Although viscosupplementation is becoming a common form of minimally invasive treatment for osteoarthritis (OA), it must be done correctly to achieve its full effectiveness. The fellowship-trained musculoskeletal radiologists at the S. Mark Taper Foundation Imaging Center have extensive training and experience with viscosupplementation for the treatment of OA. Current treatments for OA, such as analgesics, anti-inflammatories and corticosteroids, often lead to complications. NSAID may cause GI symptoms, Cox 2 inhibitors may lead to myocardial infarction, and acetaminophen may lead to acetaminophen-related liver toxicity.
The injection of hyaluronic acid into the knee joint mimics healthy, young synovial fluid in terms of molecular weight, elasticity and viscosity. The injection helps lubricate the joint. Viscosupplementation works well across a spectrum of OA, reduces pain, is well tolerated, has a low complication rate, long-term effectiveness, and has no significant systemic adverse events. Candidates for viscosupplementation include elderly patients across the OA spectrum, younger patients with mild to moderate OA, and patients with late-stage OA before total knee replacement (TKR). Patients who are too young for TKR, cannot take NSAIDS, or who have multiple comorbidities may be considered for viscosupplementation.
Incorrect injection into knee (left). Correct intraarticular injection into knee (right).
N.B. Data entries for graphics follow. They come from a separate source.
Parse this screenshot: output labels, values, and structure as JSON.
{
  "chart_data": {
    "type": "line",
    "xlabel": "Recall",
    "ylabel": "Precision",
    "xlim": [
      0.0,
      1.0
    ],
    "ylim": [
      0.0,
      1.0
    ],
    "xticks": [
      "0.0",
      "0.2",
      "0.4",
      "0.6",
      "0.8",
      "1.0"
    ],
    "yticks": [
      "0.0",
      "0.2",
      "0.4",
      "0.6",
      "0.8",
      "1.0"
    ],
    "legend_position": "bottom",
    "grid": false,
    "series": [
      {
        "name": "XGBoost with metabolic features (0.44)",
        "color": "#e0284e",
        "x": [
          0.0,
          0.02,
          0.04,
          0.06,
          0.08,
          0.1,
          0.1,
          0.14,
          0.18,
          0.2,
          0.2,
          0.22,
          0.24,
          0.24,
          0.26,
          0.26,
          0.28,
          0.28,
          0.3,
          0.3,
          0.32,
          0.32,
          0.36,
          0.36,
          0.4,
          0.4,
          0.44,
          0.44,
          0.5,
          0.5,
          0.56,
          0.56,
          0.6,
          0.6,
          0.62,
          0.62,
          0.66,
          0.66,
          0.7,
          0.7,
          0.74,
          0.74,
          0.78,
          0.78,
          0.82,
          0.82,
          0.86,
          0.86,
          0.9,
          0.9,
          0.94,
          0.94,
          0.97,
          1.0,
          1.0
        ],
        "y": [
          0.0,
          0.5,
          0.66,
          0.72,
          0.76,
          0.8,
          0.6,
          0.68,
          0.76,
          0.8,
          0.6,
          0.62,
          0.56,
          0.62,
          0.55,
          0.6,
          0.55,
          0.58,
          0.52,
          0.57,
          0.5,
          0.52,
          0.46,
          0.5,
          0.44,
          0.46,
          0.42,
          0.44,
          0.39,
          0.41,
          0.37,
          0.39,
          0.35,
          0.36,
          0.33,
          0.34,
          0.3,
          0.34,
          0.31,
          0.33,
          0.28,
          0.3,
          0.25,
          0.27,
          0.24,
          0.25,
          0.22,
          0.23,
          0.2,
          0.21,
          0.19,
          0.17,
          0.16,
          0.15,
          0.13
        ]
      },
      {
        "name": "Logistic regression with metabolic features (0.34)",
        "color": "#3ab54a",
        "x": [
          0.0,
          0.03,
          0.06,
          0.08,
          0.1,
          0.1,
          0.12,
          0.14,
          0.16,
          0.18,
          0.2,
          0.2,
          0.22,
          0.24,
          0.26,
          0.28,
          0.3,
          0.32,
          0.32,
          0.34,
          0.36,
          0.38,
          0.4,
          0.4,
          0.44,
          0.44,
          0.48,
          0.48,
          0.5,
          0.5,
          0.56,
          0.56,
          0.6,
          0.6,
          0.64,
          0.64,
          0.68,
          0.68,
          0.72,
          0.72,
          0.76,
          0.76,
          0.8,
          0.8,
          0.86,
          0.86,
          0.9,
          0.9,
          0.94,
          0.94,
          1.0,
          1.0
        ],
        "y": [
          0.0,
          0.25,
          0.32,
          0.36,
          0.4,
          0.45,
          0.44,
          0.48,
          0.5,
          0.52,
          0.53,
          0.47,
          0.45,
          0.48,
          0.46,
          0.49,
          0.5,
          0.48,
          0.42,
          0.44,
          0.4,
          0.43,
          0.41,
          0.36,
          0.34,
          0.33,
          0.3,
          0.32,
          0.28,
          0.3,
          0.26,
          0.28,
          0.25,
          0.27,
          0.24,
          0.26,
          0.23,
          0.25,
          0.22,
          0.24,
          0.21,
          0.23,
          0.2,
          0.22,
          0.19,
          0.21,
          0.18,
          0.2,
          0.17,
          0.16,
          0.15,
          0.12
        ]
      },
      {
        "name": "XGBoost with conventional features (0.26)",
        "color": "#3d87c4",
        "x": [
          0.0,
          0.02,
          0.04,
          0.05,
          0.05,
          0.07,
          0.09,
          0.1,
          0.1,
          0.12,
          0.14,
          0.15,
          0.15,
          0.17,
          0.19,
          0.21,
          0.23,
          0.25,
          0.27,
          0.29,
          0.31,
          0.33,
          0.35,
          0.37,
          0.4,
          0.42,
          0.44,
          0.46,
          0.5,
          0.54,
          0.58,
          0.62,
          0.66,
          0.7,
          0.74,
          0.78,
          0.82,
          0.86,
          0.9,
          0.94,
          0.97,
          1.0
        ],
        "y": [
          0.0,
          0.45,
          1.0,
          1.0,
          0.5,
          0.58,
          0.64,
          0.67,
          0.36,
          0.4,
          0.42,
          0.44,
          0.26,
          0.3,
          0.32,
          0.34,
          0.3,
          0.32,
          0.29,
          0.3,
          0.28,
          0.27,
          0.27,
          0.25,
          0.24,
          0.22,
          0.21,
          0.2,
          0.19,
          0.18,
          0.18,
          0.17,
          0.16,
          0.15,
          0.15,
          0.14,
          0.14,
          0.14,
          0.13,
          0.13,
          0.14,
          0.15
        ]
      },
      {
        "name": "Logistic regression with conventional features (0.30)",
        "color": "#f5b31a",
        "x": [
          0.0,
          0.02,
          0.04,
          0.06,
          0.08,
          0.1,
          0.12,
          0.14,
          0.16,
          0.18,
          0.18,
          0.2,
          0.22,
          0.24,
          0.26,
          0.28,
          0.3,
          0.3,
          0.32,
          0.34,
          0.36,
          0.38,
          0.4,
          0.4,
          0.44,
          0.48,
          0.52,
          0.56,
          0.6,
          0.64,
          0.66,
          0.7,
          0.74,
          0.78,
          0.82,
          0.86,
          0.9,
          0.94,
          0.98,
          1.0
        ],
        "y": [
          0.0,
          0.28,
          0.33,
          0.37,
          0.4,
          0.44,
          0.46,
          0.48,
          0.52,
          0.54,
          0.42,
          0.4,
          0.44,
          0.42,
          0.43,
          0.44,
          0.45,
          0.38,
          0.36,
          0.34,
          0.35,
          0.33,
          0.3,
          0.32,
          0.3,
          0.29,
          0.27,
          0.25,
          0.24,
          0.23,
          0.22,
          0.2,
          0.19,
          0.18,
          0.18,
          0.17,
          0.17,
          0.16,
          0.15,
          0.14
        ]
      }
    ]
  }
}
Precise Technique Maximizes Probability of Success
Precise technique is required to maximize the effectiveness of viscosupplementation. Unlike steroids that have a local effect, hyaluronic acid must be intra-articular (IA). If the injection is into the soft tissue, discomfort is increased and effectiveness significantly decreased. Therefore, an experienced musculoskeletal radiologist should be selected to perform the procedure. Board-certified and fellowship-trained radiologists Thomas J. Learch, Joseph C. Giaconi and Joseph Robinson at the S. Mark Taper Foundation Imaging Center, and Dr. Andrew Spitzer of Cedars-Sinai’s Department of Orthopaedic Surgery have extensive experience with the procedure. Our musculoskeletal radiologists have extensive experience in IA injections and with imaging guidance can ensure correct IA placement of medications including visosupplements, steroids, and anesthetics.
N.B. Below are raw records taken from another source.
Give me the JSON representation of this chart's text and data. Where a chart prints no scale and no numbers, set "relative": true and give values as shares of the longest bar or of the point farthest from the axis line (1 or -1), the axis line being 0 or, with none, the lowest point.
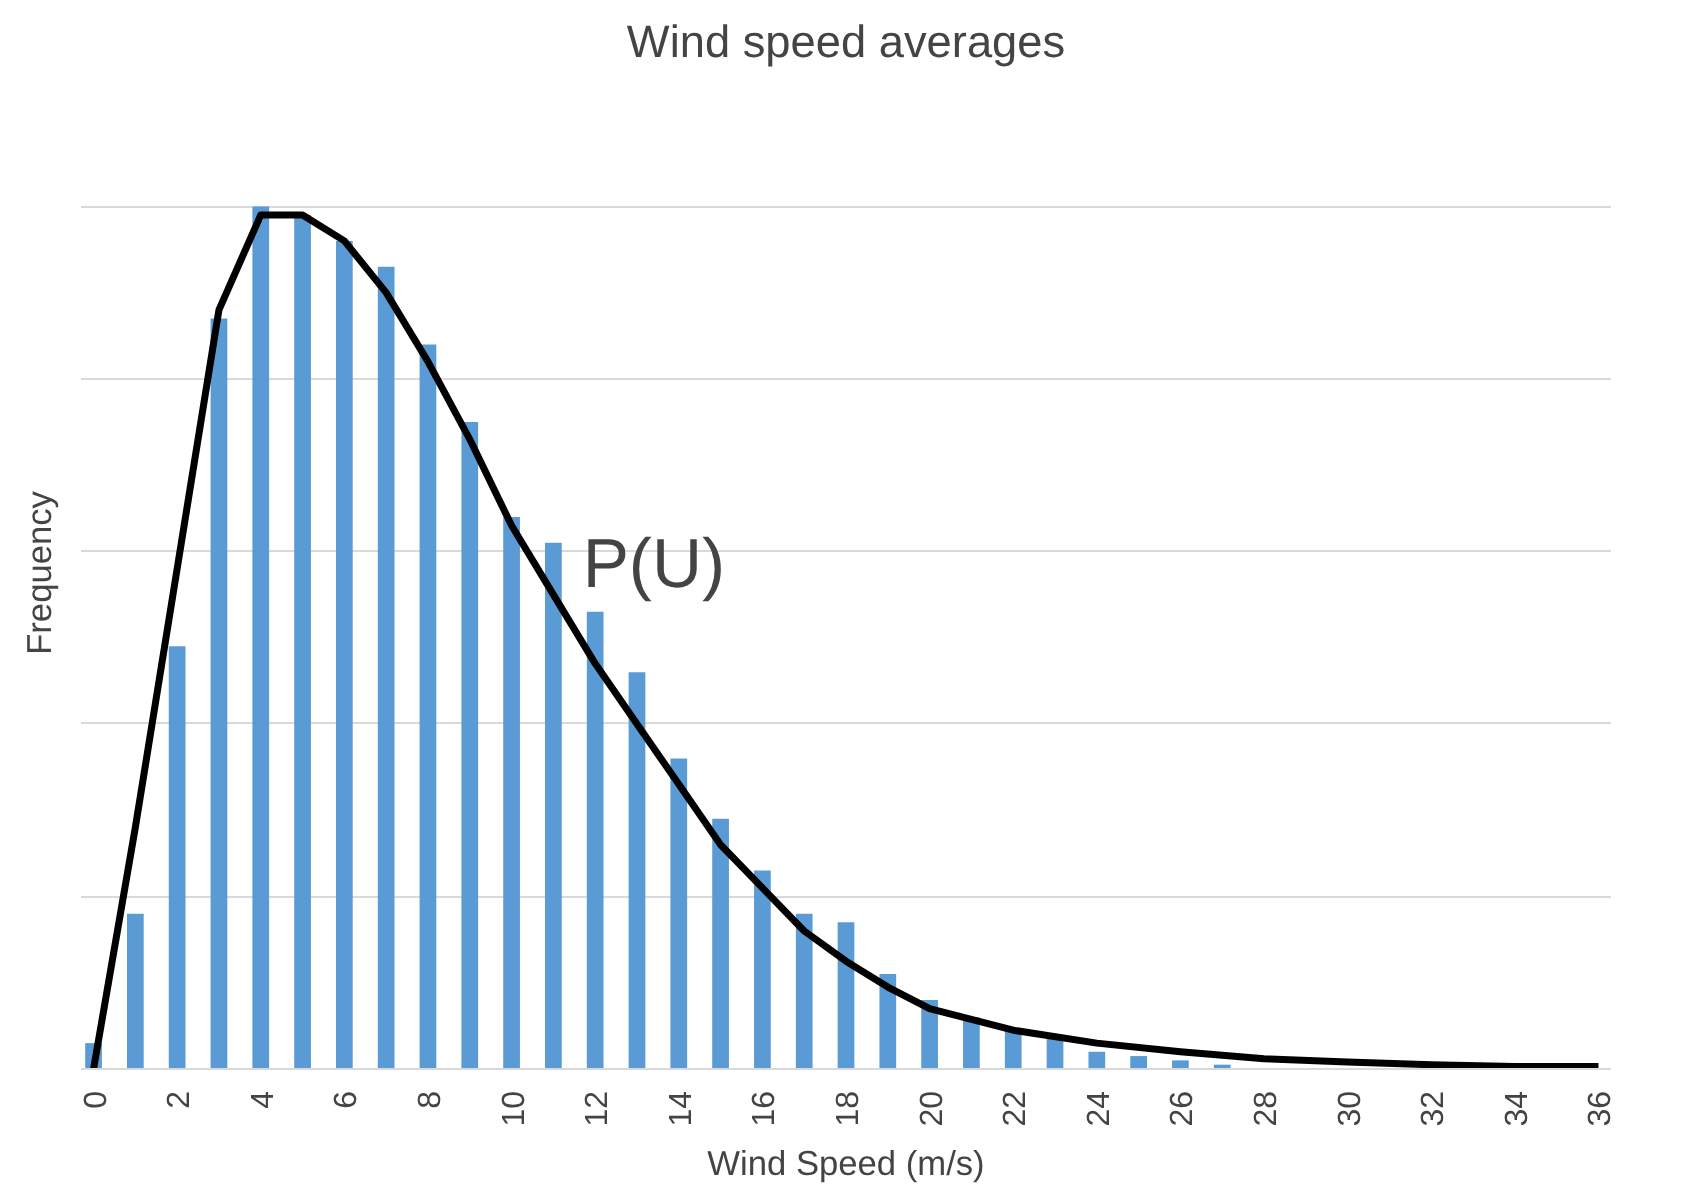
{
  "chart_data": {
    "type": "bar",
    "title": "Wind speed averages",
    "xlabel": "Wind Speed (m/s)",
    "ylabel": "Frequency",
    "relative": true,
    "grid": "y",
    "x": [
      0,
      1,
      2,
      3,
      4,
      5,
      6,
      7,
      8,
      9,
      10,
      11,
      12,
      13,
      14,
      15,
      16,
      17,
      18,
      19,
      20,
      21,
      22,
      23,
      24,
      25,
      26,
      27,
      28,
      29,
      30,
      31,
      32,
      33,
      34,
      35,
      36
    ],
    "xlim": [
      -0.3,
      36.3
    ],
    "xticks": [
      0,
      2,
      4,
      6,
      8,
      10,
      12,
      14,
      16,
      18,
      20,
      22,
      24,
      26,
      28,
      30,
      32,
      34,
      36
    ],
    "series": [
      {
        "color": "#5b9bd5",
        "values": [
          0.03,
          0.18,
          0.49,
          0.87,
          1.0,
          0.99,
          0.96,
          0.93,
          0.84,
          0.75,
          0.64,
          0.61,
          0.53,
          0.46,
          0.36,
          0.29,
          0.23,
          0.18,
          0.17,
          0.11,
          0.08,
          0.06,
          0.045,
          0.04,
          0.02,
          0.015,
          0.01,
          0.005,
          0,
          0,
          0,
          0,
          0,
          0,
          0,
          0,
          0
        ]
      },
      {
        "type": "line",
        "color": "#000000",
        "x": [
          0,
          1,
          2,
          3,
          4,
          4.6,
          5,
          6,
          7,
          8,
          9,
          10,
          11,
          12,
          13,
          14,
          15,
          16,
          17,
          18,
          19,
          20,
          22,
          24,
          26,
          28,
          30,
          32,
          34,
          36
        ],
        "values": [
          0,
          0.28,
          0.58,
          0.88,
          0.99,
          0.99,
          0.99,
          0.96,
          0.9,
          0.82,
          0.73,
          0.63,
          0.55,
          0.47,
          0.4,
          0.33,
          0.26,
          0.21,
          0.16,
          0.125,
          0.095,
          0.07,
          0.045,
          0.03,
          0.02,
          0.012,
          0.008,
          0.005,
          0.003,
          0.003
        ]
      }
    ],
    "annotations": [
      {
        "text": "P(U)",
        "x": 11.7,
        "y": 0.54
      }
    ]
  }
}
Promise for Other Joints: Shoulder, Hip, Wrist
Viscosupplementation also shows great promise for the treatment of OA in the shoulder, hip and wrist. Our musculoskeletal radiologists have extensive experience with injections of all joints, including the knee, hip, wrist and shoulder, and plan to continue to study the most effective methods for using it to treat debilitating joint conditions.
Incorrect injection into hip (left). Correct intraarticular injection into hip (right).